Kremlin uses the same propaganda techniques developed in the cold war, but applied on the free internet, much more efficiently. They use European values of free speech to undermine those same European values.

Their main channels are social networks, who seem to remain blissfully ignorant of the local context as the one described above.

What we’ve seen, and what has been leaked and discussed for a long time is that troll factories amplify anonymous websites. They share content, like content, make it seem like it’s noteworthy to the algorithms.

We know how it works. But governments can’t just block a website, because they think it’s false information. A government may easily go beyond the good intentions and do censorship. In 4 years I won’t be a minister and the next government may decide I’m spreading “western propaganda” and block my profiles, my blogs, my interviews in the media.

I said all of that in front of the Bulgarian parliament last week. I also said that local measures are insufficient, and risky.

That’s why we have to act smart. We need to strike down the mechanisms for weaponzing social networks – for spreading disinformation to large portions of the population, not to block the information itself. Brute force is dangerous. And helps the Kremlin in their narrative about the bad, hypocritical west that talks about free speech, but has the power to shut you down if a bureaucrat says so.

The solution, in my opinion, is to regulate recommendation engines, on a European level. To make these algorithms find and demote these networks of trolls (they fail at that – Facebook claims they found 3 Russian-linked accounts in January).

How to do it? It’s hard to answer if we don’t know the data and the details of how they currently work.

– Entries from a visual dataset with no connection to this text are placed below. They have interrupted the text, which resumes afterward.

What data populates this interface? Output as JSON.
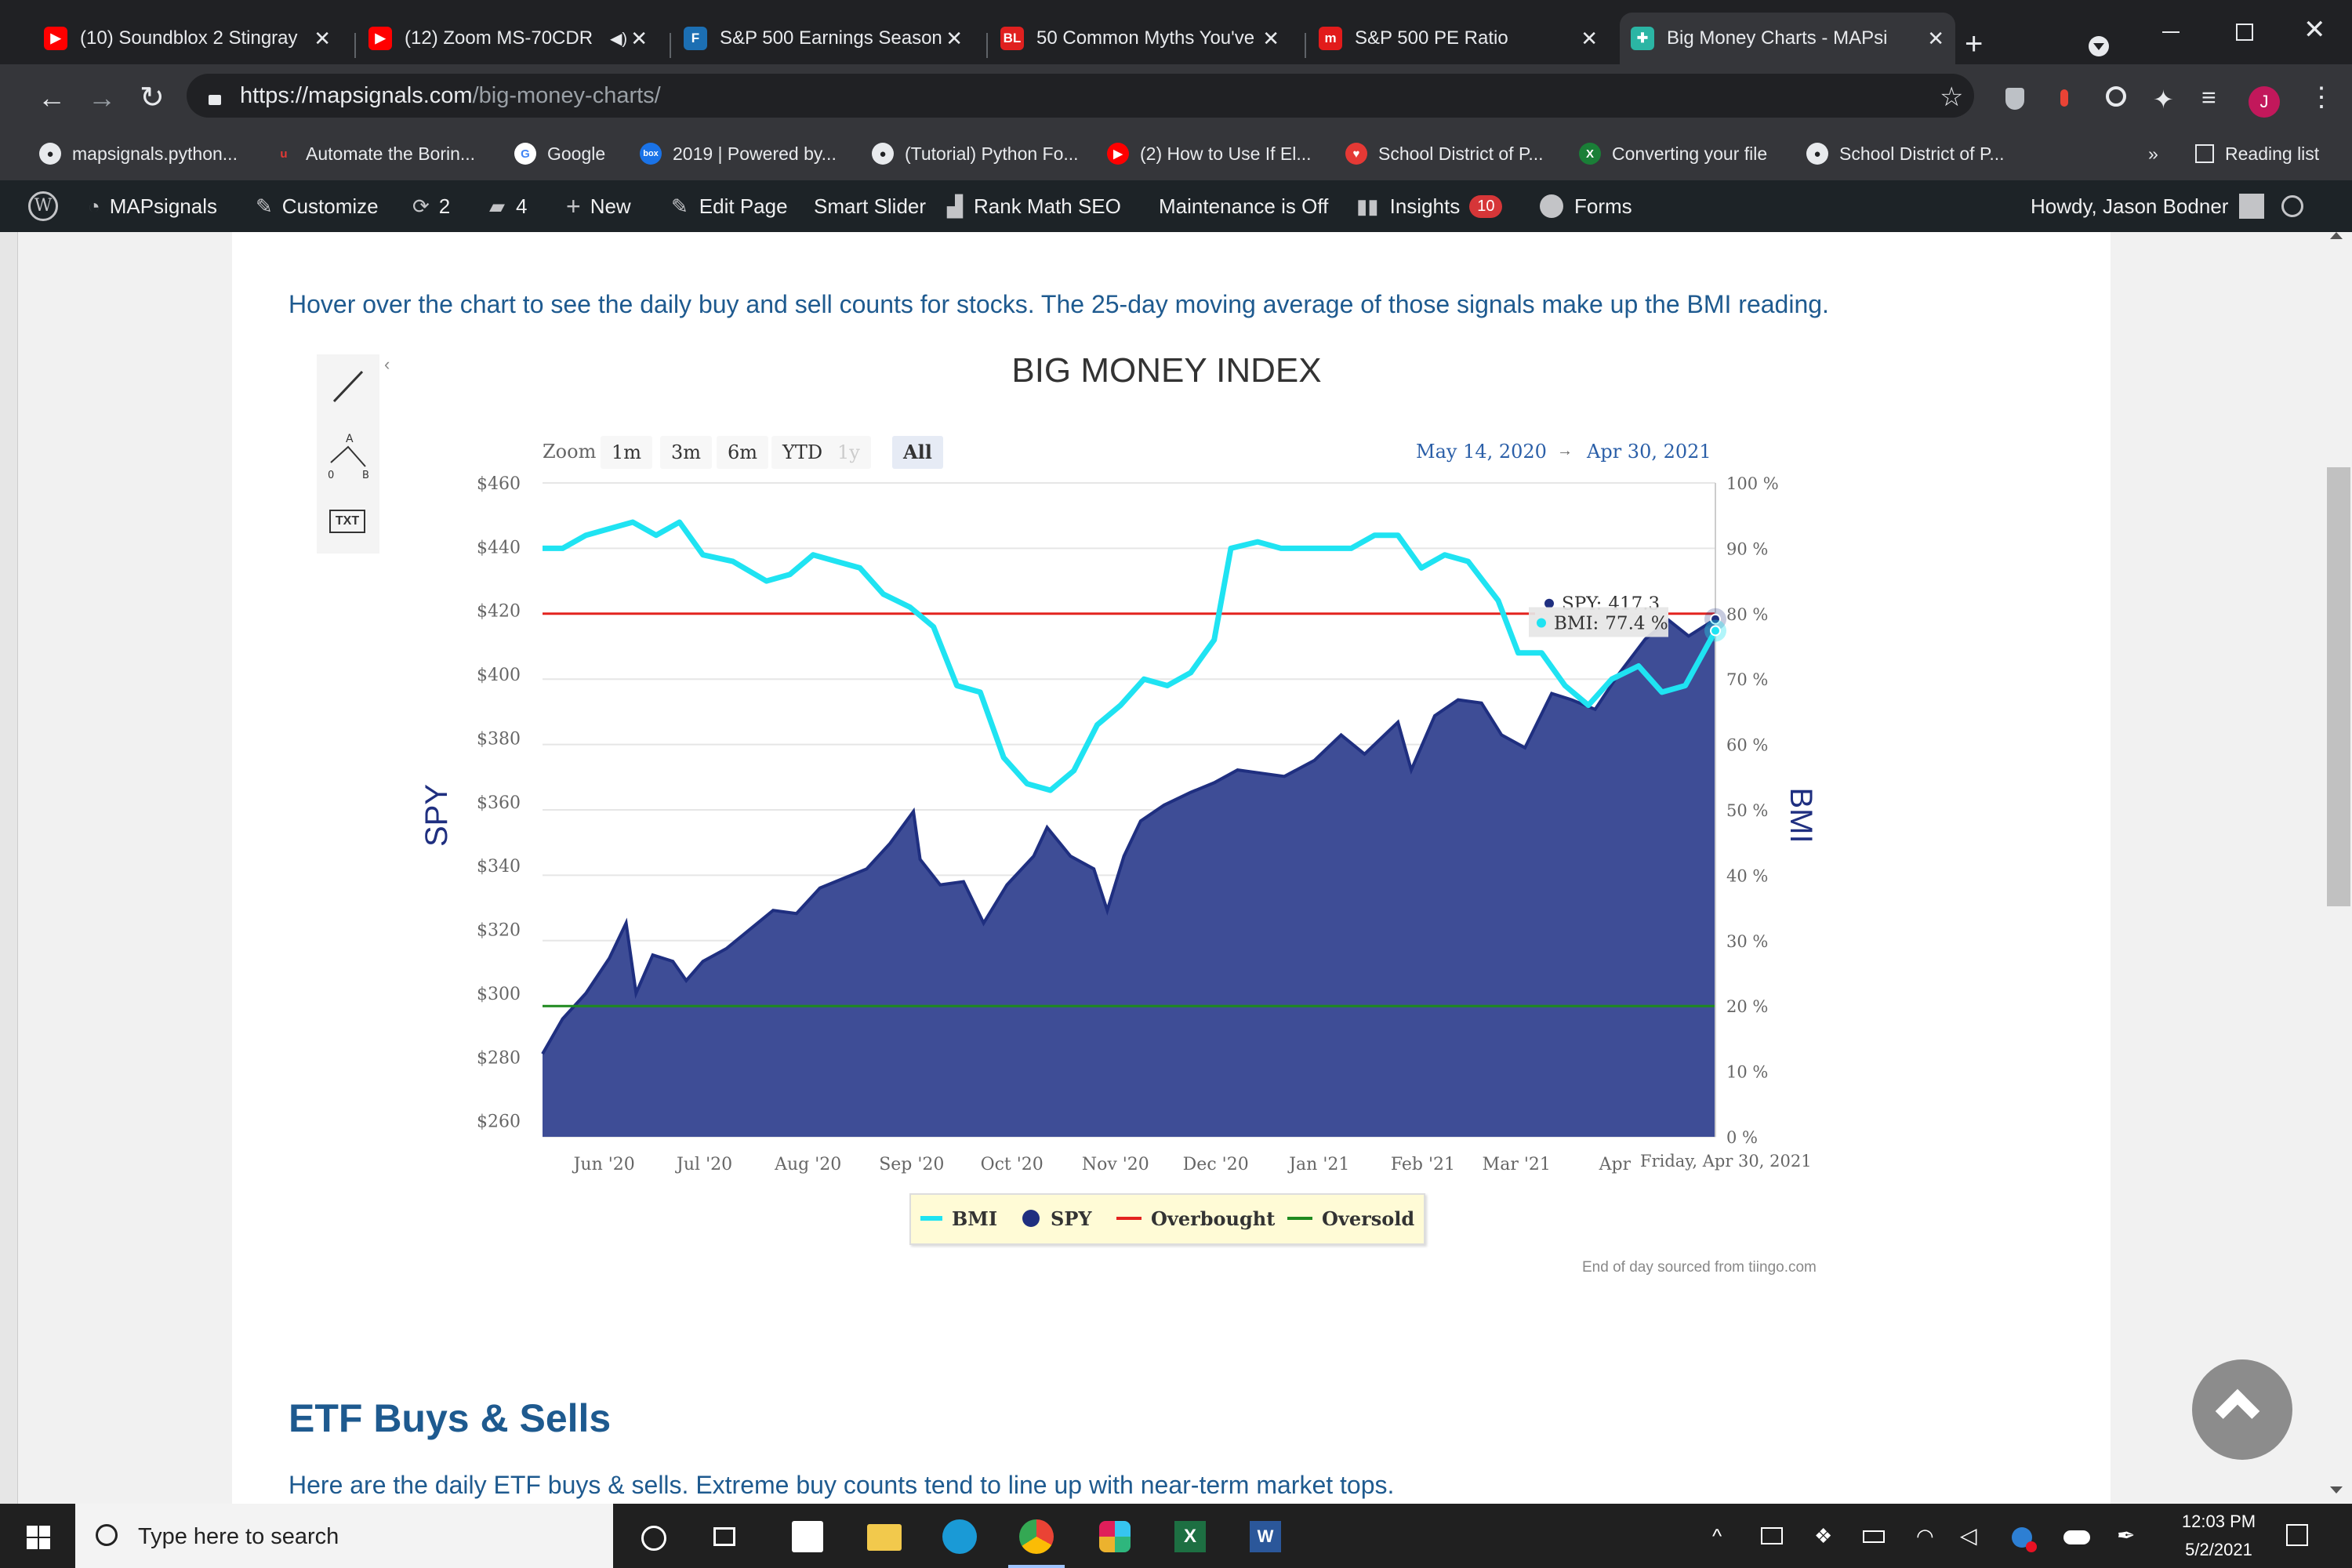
{
  "browser": {
    "tabs": [
      {
        "title": "(10) Soundblox 2 Stingray",
        "icon": "youtube-icon",
        "color": "#ff0000"
      },
      {
        "title": "(12) Zoom MS-70CDR",
        "icon": "youtube-icon",
        "color": "#ff0000",
        "audio": true
      },
      {
        "title": "S&P 500 Earnings Season",
        "icon": "f-icon",
        "color": "#1c6fb3"
      },
      {
        "title": "50 Common Myths You've",
        "icon": "bl-icon",
        "color": "#e0201f"
      },
      {
        "title": "S&P 500 PE Ratio",
        "icon": "m-icon",
        "color": "#e21b1b"
      },
      {
        "title": "Big Money Charts - MAPsi",
        "icon": "mapsignals-icon",
        "color": "#2bb5a4",
        "active": true
      }
    ],
    "url_host": "https://mapsignals.com",
    "url_path": "/big-money-charts/",
    "profile_initial": "J",
    "bookmarks": [
      "mapsignals.python...",
      "Automate the Borin...",
      "Google",
      "2019 | Powered by...",
      "(Tutorial) Python Fo...",
      "(2) How to Use If El...",
      "School District of P...",
      "Converting your file",
      "School District of P..."
    ],
    "more_bookmarks": "»",
    "reading_list": "Reading list"
  },
  "wp_admin": {
    "site": "MAPsignals",
    "customize": "Customize",
    "updates": "2",
    "comments": "4",
    "new": "New",
    "edit_page": "Edit Page",
    "smart_slider": "Smart Slider",
    "rank_math": "Rank Math SEO",
    "maintenance": "Maintenance is Off",
    "insights": "Insights",
    "insights_badge": "10",
    "forms": "Forms",
    "howdy": "Howdy, Jason Bodner"
  },
  "page": {
    "intro": "Hover over the chart to see the daily buy and sell counts for stocks. The 25-day moving average of those signals make up the BMI reading.",
    "etf_heading": "ETF Buys & Sells",
    "etf_text": "Here are the daily ETF buys & sells. Extreme buy counts tend to line up with near-term market tops.",
    "source_note": "End of day sourced from tiingo.com"
  },
  "chart_tools": {
    "text_tool": "TXT",
    "collapse": "‹"
  },
  "range_selector": {
    "zoom_label": "Zoom",
    "buttons": [
      "1m",
      "3m",
      "6m",
      "YTD",
      "1y",
      "All"
    ],
    "selected": "All",
    "disabled": "1y",
    "from": "May 14, 2020",
    "dash": "→",
    "to": "Apr 30, 2021"
  },
  "chart_data": {
    "type": "line",
    "title": "BIG MONEY INDEX",
    "ylabel_left": "SPY",
    "ylabel_right": "BMI",
    "y_left_ticks": [
      "$460",
      "$440",
      "$420",
      "$400",
      "$380",
      "$360",
      "$340",
      "$320",
      "$300",
      "$280",
      "$260"
    ],
    "y_left_range": [
      255,
      460
    ],
    "y_right_ticks": [
      "100 %",
      "90 %",
      "80 %",
      "70 %",
      "60 %",
      "50 %",
      "40 %",
      "30 %",
      "20 %",
      "10 %",
      "0 %"
    ],
    "y_right_range": [
      0,
      100
    ],
    "x_ticks": [
      "Jun '20",
      "Jul '20",
      "Aug '20",
      "Sep '20",
      "Oct '20",
      "Nov '20",
      "Dec '20",
      "Jan '21",
      "Feb '21",
      "Mar '21",
      "Apr '"
    ],
    "x_tick_dates": [
      "2020-06-01",
      "2020-07-01",
      "2020-08-01",
      "2020-09-01",
      "2020-10-01",
      "2020-11-01",
      "2020-12-01",
      "2021-01-01",
      "2021-02-01",
      "2021-03-01",
      "2021-04-01"
    ],
    "x_range": [
      "2020-05-14",
      "2021-04-30"
    ],
    "crosshair_label": "Friday, Apr 30, 2021",
    "tooltip": {
      "spy_label": "SPY:",
      "spy_value": "417.3",
      "bmi_label": "BMI:",
      "bmi_value": "77.4 %"
    },
    "overbought_level": 80,
    "oversold_level": 20,
    "series": [
      {
        "name": "SPY",
        "kind": "area",
        "axis": "left",
        "color": "#1f2f80",
        "points": [
          [
            "2020-05-14",
            281
          ],
          [
            "2020-05-20",
            292
          ],
          [
            "2020-05-27",
            300
          ],
          [
            "2020-06-03",
            311
          ],
          [
            "2020-06-08",
            322
          ],
          [
            "2020-06-11",
            300
          ],
          [
            "2020-06-16",
            312
          ],
          [
            "2020-06-22",
            310
          ],
          [
            "2020-06-26",
            304
          ],
          [
            "2020-07-01",
            310
          ],
          [
            "2020-07-08",
            314
          ],
          [
            "2020-07-15",
            320
          ],
          [
            "2020-07-22",
            326
          ],
          [
            "2020-07-29",
            325
          ],
          [
            "2020-08-05",
            333
          ],
          [
            "2020-08-12",
            336
          ],
          [
            "2020-08-19",
            339
          ],
          [
            "2020-08-26",
            347
          ],
          [
            "2020-09-02",
            357
          ],
          [
            "2020-09-04",
            342
          ],
          [
            "2020-09-10",
            334
          ],
          [
            "2020-09-17",
            335
          ],
          [
            "2020-09-23",
            322
          ],
          [
            "2020-09-30",
            334
          ],
          [
            "2020-10-08",
            343
          ],
          [
            "2020-10-12",
            352
          ],
          [
            "2020-10-19",
            343
          ],
          [
            "2020-10-26",
            339
          ],
          [
            "2020-10-30",
            326
          ],
          [
            "2020-11-04",
            343
          ],
          [
            "2020-11-09",
            354
          ],
          [
            "2020-11-16",
            359
          ],
          [
            "2020-11-24",
            363
          ],
          [
            "2020-12-01",
            366
          ],
          [
            "2020-12-08",
            370
          ],
          [
            "2020-12-15",
            369
          ],
          [
            "2020-12-22",
            368
          ],
          [
            "2020-12-31",
            373
          ],
          [
            "2021-01-08",
            381
          ],
          [
            "2021-01-15",
            375
          ],
          [
            "2021-01-25",
            385
          ],
          [
            "2021-01-29",
            370
          ],
          [
            "2021-02-05",
            387
          ],
          [
            "2021-02-12",
            392
          ],
          [
            "2021-02-19",
            391
          ],
          [
            "2021-02-25",
            381
          ],
          [
            "2021-03-04",
            377
          ],
          [
            "2021-03-12",
            394
          ],
          [
            "2021-03-18",
            392
          ],
          [
            "2021-03-25",
            389
          ],
          [
            "2021-04-01",
            400
          ],
          [
            "2021-04-09",
            411
          ],
          [
            "2021-04-16",
            417
          ],
          [
            "2021-04-22",
            412
          ],
          [
            "2021-04-30",
            417.3
          ]
        ]
      },
      {
        "name": "BMI",
        "kind": "line",
        "axis": "right",
        "color": "#1fe3f2",
        "points": [
          [
            "2020-05-14",
            90
          ],
          [
            "2020-05-20",
            90
          ],
          [
            "2020-05-27",
            92
          ],
          [
            "2020-06-03",
            93
          ],
          [
            "2020-06-10",
            94
          ],
          [
            "2020-06-17",
            92
          ],
          [
            "2020-06-24",
            94
          ],
          [
            "2020-07-01",
            89
          ],
          [
            "2020-07-10",
            88
          ],
          [
            "2020-07-20",
            85
          ],
          [
            "2020-07-27",
            86
          ],
          [
            "2020-08-03",
            89
          ],
          [
            "2020-08-10",
            88
          ],
          [
            "2020-08-17",
            87
          ],
          [
            "2020-08-24",
            83
          ],
          [
            "2020-09-01",
            81
          ],
          [
            "2020-09-08",
            78
          ],
          [
            "2020-09-15",
            69
          ],
          [
            "2020-09-22",
            68
          ],
          [
            "2020-09-29",
            58
          ],
          [
            "2020-10-06",
            54
          ],
          [
            "2020-10-13",
            53
          ],
          [
            "2020-10-20",
            56
          ],
          [
            "2020-10-27",
            63
          ],
          [
            "2020-11-03",
            66
          ],
          [
            "2020-11-10",
            70
          ],
          [
            "2020-11-17",
            69
          ],
          [
            "2020-11-24",
            71
          ],
          [
            "2020-12-01",
            76
          ],
          [
            "2020-12-06",
            90
          ],
          [
            "2020-12-14",
            91
          ],
          [
            "2020-12-21",
            90
          ],
          [
            "2020-12-31",
            90
          ],
          [
            "2021-01-11",
            90
          ],
          [
            "2021-01-18",
            92
          ],
          [
            "2021-01-25",
            92
          ],
          [
            "2021-02-01",
            87
          ],
          [
            "2021-02-08",
            89
          ],
          [
            "2021-02-15",
            88
          ],
          [
            "2021-02-24",
            82
          ],
          [
            "2021-03-02",
            74
          ],
          [
            "2021-03-09",
            74
          ],
          [
            "2021-03-16",
            69
          ],
          [
            "2021-03-23",
            66
          ],
          [
            "2021-03-30",
            70
          ],
          [
            "2021-04-07",
            72
          ],
          [
            "2021-04-14",
            68
          ],
          [
            "2021-04-21",
            69
          ],
          [
            "2021-04-30",
            77.4
          ]
        ]
      },
      {
        "name": "Overbought",
        "kind": "line",
        "axis": "right",
        "color": "#e3231f"
      },
      {
        "name": "Oversold",
        "kind": "line",
        "axis": "right",
        "color": "#1f8a1f"
      }
    ],
    "legend": [
      "BMI",
      "SPY",
      "Overbought",
      "Oversold"
    ],
    "legend_placement": "bottom-center"
  },
  "taskbar": {
    "search_placeholder": "Type here to search",
    "time": "12:03 PM",
    "date": "5/2/2021"
  }
}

Social networks can try to cluster users by IPs, ASs, VPN exit nodes, content similarity, DNS and WHOIS data for websites, photo databases, etc. They can consult national media registers (if they exist), via APIs, to make sure something is a media and not an auto-generated website with pre-written false content (which is what actually happens).

The regulation should make it a focus of social media not to moderate everything, but to not promote inauthentic behavior.

Europe and its partners must find a way to regulate algorithms without curbing freedom of expression. And I was in Brussels last week to underline that. We can use the Digital services act to do exactly that, and we have to do it wisely.

I’ve been criticized – why I’m taking on this task while I can do just cool things like eID and eServices and removing bureaucracy. I’m.doing those, of course, without delay.

But we are here as government officials to tackle the systemic risks. The eID I’ll introduce will do no good if we lose the hearts and minds of people to Kremlin propaganda.